Besides the evaluation of the analysis engines and data models, many utilities will also need to validate the implementations of the applications. For example, do compatible units used in Work Management still effectively reflect the material standards and labors of today, including new options such as DG? How useful are the outage cause codes in helping the utility plan reliability improvements? Are there compatible units and cause codes that are so seldom used that they only serve to slow down the work process?
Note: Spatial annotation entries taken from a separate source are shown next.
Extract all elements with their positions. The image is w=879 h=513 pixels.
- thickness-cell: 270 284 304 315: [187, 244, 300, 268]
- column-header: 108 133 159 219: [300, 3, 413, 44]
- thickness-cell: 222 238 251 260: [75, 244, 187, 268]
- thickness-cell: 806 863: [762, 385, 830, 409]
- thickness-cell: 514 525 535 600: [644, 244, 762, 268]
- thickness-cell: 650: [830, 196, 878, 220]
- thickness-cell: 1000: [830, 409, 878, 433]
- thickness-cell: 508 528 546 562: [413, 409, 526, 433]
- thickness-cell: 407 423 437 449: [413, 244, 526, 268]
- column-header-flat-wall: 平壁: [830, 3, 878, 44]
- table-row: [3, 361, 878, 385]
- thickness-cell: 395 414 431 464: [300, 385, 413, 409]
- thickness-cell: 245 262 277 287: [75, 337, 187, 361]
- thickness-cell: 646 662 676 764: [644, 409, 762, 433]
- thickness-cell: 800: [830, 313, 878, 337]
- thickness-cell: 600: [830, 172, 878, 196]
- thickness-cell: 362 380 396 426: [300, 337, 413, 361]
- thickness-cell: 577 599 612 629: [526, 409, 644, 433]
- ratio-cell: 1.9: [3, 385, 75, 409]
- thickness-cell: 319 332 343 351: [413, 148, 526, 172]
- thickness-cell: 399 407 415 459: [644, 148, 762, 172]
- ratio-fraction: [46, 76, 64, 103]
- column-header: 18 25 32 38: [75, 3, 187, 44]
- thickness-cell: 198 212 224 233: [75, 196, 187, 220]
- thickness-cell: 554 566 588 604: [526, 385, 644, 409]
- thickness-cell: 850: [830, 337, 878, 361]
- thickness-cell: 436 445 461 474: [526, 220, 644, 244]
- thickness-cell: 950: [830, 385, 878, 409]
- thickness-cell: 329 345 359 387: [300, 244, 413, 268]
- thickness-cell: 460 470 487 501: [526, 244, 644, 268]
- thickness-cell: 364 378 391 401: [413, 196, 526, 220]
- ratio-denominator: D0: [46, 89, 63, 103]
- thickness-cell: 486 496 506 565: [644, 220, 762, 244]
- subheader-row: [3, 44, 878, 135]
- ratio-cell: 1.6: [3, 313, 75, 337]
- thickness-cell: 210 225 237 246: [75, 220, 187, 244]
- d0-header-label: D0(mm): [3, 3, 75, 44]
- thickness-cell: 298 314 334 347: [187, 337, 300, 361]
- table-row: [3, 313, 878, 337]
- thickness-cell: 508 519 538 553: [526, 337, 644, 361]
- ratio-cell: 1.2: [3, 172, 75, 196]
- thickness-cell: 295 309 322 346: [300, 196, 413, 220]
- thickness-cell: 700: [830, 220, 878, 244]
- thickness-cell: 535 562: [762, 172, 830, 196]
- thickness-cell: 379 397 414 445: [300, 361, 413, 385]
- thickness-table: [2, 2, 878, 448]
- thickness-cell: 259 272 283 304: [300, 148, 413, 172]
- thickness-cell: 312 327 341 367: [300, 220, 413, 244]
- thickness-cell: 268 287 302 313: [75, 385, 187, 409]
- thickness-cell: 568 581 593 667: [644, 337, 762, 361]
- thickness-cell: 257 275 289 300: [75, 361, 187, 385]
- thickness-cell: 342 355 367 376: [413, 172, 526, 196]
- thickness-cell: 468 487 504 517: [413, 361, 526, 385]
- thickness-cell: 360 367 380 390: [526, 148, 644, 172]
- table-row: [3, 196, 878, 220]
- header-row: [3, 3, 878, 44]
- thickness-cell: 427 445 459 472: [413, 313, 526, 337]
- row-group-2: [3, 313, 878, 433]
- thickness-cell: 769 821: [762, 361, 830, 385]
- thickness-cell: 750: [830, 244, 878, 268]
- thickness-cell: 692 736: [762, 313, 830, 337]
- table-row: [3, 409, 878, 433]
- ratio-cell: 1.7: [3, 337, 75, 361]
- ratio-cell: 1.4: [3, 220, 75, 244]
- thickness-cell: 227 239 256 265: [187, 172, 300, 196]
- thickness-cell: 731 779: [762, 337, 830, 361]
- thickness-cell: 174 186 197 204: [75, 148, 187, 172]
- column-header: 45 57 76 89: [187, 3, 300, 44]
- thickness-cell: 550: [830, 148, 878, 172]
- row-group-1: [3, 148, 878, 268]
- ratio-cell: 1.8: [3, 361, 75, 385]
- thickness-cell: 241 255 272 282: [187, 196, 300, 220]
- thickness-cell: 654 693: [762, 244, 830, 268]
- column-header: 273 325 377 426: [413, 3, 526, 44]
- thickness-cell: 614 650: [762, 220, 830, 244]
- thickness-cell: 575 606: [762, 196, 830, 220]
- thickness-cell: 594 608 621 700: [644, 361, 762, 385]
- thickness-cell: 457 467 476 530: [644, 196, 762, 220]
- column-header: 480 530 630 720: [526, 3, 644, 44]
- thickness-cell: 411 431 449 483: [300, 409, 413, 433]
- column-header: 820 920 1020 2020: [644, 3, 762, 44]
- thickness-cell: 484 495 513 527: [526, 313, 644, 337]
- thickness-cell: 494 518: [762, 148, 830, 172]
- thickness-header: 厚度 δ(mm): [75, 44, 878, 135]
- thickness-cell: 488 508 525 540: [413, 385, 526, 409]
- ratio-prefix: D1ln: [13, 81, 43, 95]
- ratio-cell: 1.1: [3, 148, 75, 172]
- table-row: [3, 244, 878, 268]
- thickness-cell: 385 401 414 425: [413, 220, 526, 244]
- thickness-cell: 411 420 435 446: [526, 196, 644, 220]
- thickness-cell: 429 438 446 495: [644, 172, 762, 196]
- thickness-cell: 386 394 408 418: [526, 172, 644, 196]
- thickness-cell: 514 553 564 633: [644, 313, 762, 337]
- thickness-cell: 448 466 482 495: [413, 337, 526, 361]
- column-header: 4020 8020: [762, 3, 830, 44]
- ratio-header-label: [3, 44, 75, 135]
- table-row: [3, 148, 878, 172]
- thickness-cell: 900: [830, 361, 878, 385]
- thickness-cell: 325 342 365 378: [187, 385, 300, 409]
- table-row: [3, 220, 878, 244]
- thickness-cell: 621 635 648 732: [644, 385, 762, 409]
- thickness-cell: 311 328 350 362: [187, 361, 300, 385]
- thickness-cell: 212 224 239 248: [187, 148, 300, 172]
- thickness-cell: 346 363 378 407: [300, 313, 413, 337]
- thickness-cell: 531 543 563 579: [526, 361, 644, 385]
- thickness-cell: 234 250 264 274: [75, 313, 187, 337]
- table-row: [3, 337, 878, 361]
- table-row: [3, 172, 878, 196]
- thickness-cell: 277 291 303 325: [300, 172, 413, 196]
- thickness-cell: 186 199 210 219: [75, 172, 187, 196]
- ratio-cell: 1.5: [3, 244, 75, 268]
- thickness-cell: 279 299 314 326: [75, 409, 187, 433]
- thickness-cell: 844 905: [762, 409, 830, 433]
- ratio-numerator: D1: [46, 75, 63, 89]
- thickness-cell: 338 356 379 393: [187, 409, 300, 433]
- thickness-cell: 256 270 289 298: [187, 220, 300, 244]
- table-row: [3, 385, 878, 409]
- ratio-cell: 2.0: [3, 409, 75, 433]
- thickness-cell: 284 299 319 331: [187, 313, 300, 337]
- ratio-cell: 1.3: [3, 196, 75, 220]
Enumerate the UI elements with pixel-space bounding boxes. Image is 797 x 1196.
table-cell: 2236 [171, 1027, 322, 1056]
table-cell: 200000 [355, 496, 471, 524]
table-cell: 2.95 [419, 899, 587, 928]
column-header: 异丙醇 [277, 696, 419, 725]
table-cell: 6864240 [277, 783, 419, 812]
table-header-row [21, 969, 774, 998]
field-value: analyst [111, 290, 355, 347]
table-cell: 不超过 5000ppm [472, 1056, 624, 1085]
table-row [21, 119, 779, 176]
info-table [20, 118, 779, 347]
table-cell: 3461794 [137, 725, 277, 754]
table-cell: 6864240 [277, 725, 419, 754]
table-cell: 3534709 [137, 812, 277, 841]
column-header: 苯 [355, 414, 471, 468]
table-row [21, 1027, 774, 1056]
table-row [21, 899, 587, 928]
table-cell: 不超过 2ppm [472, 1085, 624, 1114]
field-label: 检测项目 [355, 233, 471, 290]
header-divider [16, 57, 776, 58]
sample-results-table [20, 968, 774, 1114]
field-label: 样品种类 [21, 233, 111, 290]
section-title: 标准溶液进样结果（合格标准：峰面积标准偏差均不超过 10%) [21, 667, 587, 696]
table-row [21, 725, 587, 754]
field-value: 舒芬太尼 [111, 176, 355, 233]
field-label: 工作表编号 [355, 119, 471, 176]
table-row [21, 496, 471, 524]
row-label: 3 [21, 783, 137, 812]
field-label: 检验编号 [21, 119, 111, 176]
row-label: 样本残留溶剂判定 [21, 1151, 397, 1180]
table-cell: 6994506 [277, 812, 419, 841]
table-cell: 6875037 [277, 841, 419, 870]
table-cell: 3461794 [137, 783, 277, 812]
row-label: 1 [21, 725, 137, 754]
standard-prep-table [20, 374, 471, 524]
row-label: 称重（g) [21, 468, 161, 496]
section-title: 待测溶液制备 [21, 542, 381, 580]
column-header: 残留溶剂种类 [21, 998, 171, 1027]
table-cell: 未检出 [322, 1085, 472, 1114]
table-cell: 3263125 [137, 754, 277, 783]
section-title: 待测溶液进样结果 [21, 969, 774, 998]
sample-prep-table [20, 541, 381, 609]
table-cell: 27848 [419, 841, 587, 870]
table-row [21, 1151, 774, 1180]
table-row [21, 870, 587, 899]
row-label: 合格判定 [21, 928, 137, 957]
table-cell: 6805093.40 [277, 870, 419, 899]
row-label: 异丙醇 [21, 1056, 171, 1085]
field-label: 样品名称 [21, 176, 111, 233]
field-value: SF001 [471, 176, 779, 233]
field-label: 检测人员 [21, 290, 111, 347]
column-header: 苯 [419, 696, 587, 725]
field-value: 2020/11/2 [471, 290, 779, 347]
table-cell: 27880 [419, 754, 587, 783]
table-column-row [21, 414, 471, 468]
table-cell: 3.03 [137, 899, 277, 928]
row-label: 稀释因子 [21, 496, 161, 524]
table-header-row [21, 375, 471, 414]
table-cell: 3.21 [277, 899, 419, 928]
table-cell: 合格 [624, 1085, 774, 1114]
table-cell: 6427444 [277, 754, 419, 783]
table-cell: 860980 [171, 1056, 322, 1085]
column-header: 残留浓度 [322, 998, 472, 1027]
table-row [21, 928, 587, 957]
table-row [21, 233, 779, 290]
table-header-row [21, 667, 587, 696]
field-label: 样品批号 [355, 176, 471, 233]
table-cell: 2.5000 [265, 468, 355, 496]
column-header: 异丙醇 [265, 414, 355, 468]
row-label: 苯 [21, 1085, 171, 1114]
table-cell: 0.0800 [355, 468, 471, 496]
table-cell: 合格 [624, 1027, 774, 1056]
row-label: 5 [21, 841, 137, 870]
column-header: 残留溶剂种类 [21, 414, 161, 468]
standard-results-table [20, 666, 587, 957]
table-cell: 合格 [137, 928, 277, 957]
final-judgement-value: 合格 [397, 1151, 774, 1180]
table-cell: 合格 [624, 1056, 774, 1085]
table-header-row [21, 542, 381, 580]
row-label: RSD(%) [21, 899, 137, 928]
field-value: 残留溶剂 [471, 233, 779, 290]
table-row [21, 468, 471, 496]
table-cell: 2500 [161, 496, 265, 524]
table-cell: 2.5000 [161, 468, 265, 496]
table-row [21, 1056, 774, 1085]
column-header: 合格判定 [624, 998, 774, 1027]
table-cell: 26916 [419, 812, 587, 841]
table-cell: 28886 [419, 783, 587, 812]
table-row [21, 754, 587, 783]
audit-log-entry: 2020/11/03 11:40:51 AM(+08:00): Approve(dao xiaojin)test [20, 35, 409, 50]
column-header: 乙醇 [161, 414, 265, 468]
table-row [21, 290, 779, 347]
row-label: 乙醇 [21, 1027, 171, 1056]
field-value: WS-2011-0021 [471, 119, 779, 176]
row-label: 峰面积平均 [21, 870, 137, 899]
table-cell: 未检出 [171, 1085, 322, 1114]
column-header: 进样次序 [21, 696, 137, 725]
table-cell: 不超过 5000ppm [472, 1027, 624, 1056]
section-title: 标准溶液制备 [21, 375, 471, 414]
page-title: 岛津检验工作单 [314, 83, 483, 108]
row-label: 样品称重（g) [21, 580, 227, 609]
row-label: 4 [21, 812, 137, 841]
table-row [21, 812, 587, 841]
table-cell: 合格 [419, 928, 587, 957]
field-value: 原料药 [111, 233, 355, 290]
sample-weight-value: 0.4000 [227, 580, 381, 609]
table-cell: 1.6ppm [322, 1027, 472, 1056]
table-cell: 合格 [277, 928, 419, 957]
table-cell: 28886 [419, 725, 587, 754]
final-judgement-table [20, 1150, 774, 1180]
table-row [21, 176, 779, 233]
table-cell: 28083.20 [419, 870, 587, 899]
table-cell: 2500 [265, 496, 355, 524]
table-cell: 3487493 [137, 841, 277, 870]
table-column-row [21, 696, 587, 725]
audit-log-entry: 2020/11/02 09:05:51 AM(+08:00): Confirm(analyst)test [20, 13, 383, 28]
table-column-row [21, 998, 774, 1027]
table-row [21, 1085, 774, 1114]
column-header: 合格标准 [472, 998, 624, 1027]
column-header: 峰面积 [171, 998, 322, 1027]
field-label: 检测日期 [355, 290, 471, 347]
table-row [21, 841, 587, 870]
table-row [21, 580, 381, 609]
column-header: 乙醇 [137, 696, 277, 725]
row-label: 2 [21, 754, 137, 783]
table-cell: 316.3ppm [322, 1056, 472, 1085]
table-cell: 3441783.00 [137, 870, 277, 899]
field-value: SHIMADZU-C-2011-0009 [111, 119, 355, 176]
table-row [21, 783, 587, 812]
Rethink the IS Implementation Approach
Utilities are facing business requirements that are still changing ever so rapidly. The de-regulated market is still evolving, and the regulation at the distribution level is still being debated in many states. Technologies are advancing rapidly, e.g., microturbines for DG and Internet technologies for e-commerce. Mergers and acquisitions are still happening in a fast pace. All these require utility IT organizations to be nimble and proactive to change. Utilities trying to justify and implement individual technologies will ultimately lose their effectiveness to change. Rapid implementation of best-of-class technologies in a proven flexible architectural framework becomes a critical success factor (Tram, Engleken, and Gay, 1999).

Summary
Taking a total business approach to reliability is a must for today's utilities that face pressures on all sides, from internal business pressures to public and regulatory expectations, and from stresses on the bulk power system to complications caused by DG installations. The total business approach requires the coordinated planning and execution of business processes and functions involved in the utility's system planning, engineering, operation, maintenance, and restoration of its distribution network. Just as importantly, the total business approach requires providing timely and accurate information for proactive communications with the customers and the public as part of the day-to-day operation process. The utility must rethink its energy delivery information system strategy and reevaluate its applications and their implementations to ensure that the IS can support the total business approach and allow the utility to remain nimble and proactive to coming business requirement changes.

Reference
  • Tram, H., 1999, "Integrating Utility IT Systems to Meet Distribution Management Needs in the Competitive Environment," Electric Light and Power, January 1999.
  • Tram, H.; Engelken L.; and Gay, A., 1999, "Strategy for Spatially Integrated Distribution Information Systems in Energy Delivery Utility Mergers," GITA Conference, April 1999.
  • Tram, H.; Engelken L. and Gay, A., 1999, "Implementation of an Information Technology Architecture for Energy Delivery Utility Mergers," DistribuTech Conference, February 1999.